Many men in society—especially in Christian circles—will confidently say that leadership is the man’s role. It is his duty from God, or some variation of that claim. Into this idealized mandate, we often paint vague, poetic motifs like "servant-general," without ever really probing what we actually mean.
A Pew Research Center survey showed that people consider honesty, intelligence, decisiveness, organization, innovation, ambition, and compassion to be valuable leadership traits. I call them the "goody two-shoes answers"—virtue-based traits that sound ideal, even moral. Interestingly, the same study revealed that women may slightly edge out men in exhibiting these traits. Many respondents even agreed that men and women can both make good leaders.
But do we actually believe those traits define leadership? Not quite.
There is a monster in socio-politics I call perception. And in politics, perception is law. It varies across cultures and value systems. According to Implicit Leadership Theory, Western societies value assertiveness, individualism, confidence, and charisma. Other studies show absurd—but real—correlations: deep voices, tall height, strong jawlines. You see it in dating too: women list kindness, reliability, and stability as ideals, but often choose men forged in the fiery pits of chaos simply because they looked the part, not were the part.
What we call leadership is often just a shadow of military commanders, kings, and dictators. Yes, they are technically leaders. But not the kind we claim to want in a society that celebrates democracies round tables.
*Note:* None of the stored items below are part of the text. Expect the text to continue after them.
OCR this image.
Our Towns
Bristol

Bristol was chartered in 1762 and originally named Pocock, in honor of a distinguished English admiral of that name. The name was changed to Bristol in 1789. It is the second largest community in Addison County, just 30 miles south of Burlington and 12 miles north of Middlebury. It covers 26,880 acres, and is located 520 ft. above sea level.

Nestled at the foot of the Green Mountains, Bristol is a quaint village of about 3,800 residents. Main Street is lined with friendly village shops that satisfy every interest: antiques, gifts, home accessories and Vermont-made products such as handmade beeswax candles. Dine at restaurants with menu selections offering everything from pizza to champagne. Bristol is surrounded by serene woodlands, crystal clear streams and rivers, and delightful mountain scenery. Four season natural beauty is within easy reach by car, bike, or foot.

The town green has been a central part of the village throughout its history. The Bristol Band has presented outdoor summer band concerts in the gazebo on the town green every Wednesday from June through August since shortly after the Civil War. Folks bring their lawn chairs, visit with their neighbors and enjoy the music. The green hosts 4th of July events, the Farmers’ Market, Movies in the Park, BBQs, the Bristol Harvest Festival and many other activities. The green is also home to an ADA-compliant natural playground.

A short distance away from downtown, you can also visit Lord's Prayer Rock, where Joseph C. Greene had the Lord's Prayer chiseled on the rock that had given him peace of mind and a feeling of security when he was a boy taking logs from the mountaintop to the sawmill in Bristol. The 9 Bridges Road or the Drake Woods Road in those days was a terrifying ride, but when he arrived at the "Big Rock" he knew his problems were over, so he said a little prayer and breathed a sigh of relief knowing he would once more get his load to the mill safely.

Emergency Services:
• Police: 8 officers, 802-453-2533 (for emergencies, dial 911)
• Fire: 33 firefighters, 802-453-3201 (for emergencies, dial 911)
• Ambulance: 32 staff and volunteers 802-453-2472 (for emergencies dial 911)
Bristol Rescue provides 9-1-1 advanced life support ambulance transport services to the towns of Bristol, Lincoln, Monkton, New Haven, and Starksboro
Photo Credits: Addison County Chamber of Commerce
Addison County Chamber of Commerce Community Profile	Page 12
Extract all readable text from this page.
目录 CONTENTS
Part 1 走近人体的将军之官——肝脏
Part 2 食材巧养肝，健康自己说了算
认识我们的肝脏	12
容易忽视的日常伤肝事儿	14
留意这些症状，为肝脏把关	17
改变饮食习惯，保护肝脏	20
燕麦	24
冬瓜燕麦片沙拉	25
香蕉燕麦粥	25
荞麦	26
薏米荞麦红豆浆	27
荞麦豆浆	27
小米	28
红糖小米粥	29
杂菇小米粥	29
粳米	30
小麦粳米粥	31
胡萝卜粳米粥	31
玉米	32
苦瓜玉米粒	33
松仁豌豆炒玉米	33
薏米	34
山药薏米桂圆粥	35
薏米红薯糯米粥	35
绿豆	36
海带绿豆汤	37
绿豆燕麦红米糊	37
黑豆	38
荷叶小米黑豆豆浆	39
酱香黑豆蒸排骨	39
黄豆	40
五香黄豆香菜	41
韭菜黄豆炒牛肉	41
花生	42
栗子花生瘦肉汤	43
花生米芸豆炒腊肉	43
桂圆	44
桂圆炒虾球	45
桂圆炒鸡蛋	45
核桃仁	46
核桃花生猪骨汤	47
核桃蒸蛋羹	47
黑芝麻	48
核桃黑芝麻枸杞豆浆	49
So when men’s groups in Christian spaces speak of leadership, they often describe a general or a king—with a sprinkle of Christ. But that model cannot produce leaders who resemble Paul, Peter, John, or even Christ himself. It produces what I call the Faux Leader.

Jacques-Louis David – Napoleon Crossing the Alps (1801–1805)
This is why the question, “What’s your idea of a leader?” is so important. The Faux Leader is the result of centuries of misapplied archetypes. And while many men may not wear jorts or sip matcha lattes while reading feminist literature, a lot of us are deeply performative. Leadership, for them, is about being perceived a certain way. Some are aware of the performance. Most are not.
So then—what is the model? My answer is simple: the person of Christ.
He was, and remains, an anomaly. A teacher, a miracle worker, a rebel to some, the Messiah to others. In death, God to some, a prophet to others. Regardless of belief, no one denies his impact. He is the most influential figure in history. His ideas, rightly or wrongly interpreted, helped shape the moral backbone of the modern West. The original twelve—his closest friends—all died proclaiming him as Lord, save for John. The Church he founded has been burned, banned, persecuted, and corrupted—and still it will not die.
If we must talk about leadership, we must start here. With Christ. Because he is the ideal.

Jorge Cocco Santángelo - Christ the Redeemer
And when I compare Christ’s model to what I hear in western Christian circles, I grow uneasy. Christ was a servant—not someone who had the heart of a servant, but someone who was the embodiment of one. He didn’t bark orders. He extended hands. He didn’t seek platforms. He washed feet. He served more than anyone else in Scripture.
The Bible repeatedly uses the motif of the shepherd to describe leadership, and it’s intentional. In that relationship, the burden falls heavily on the shepherd. The sheep are disobedient, helpless, and in constant need. The shepherd does not need the sheep to survive—the sheep needs the shepherd. And yet, the shepherd stays. He walks into danger, sleeps among them, and leads with his life.
Consider Gethsemane. The one time Christ asked something of his followers—they failed. He pleaded with his closest friends to stay awake and pray with him. He shared his sorrow. They slept. That moment reveals the unbearable loneliness of true leadership. It is a terrifying thing. Leadership isn’t loud. It is the cross.
Paul was beaten, imprisoned, exiled. Peter was crucified upside down. These were not men protected by power. They were leaders who never stopped serving, even in chains.
The true leader is the servant—if we are to follow the model of Christ.
Otherwise, we will keep chasing the general, the king, and the Faux Leader.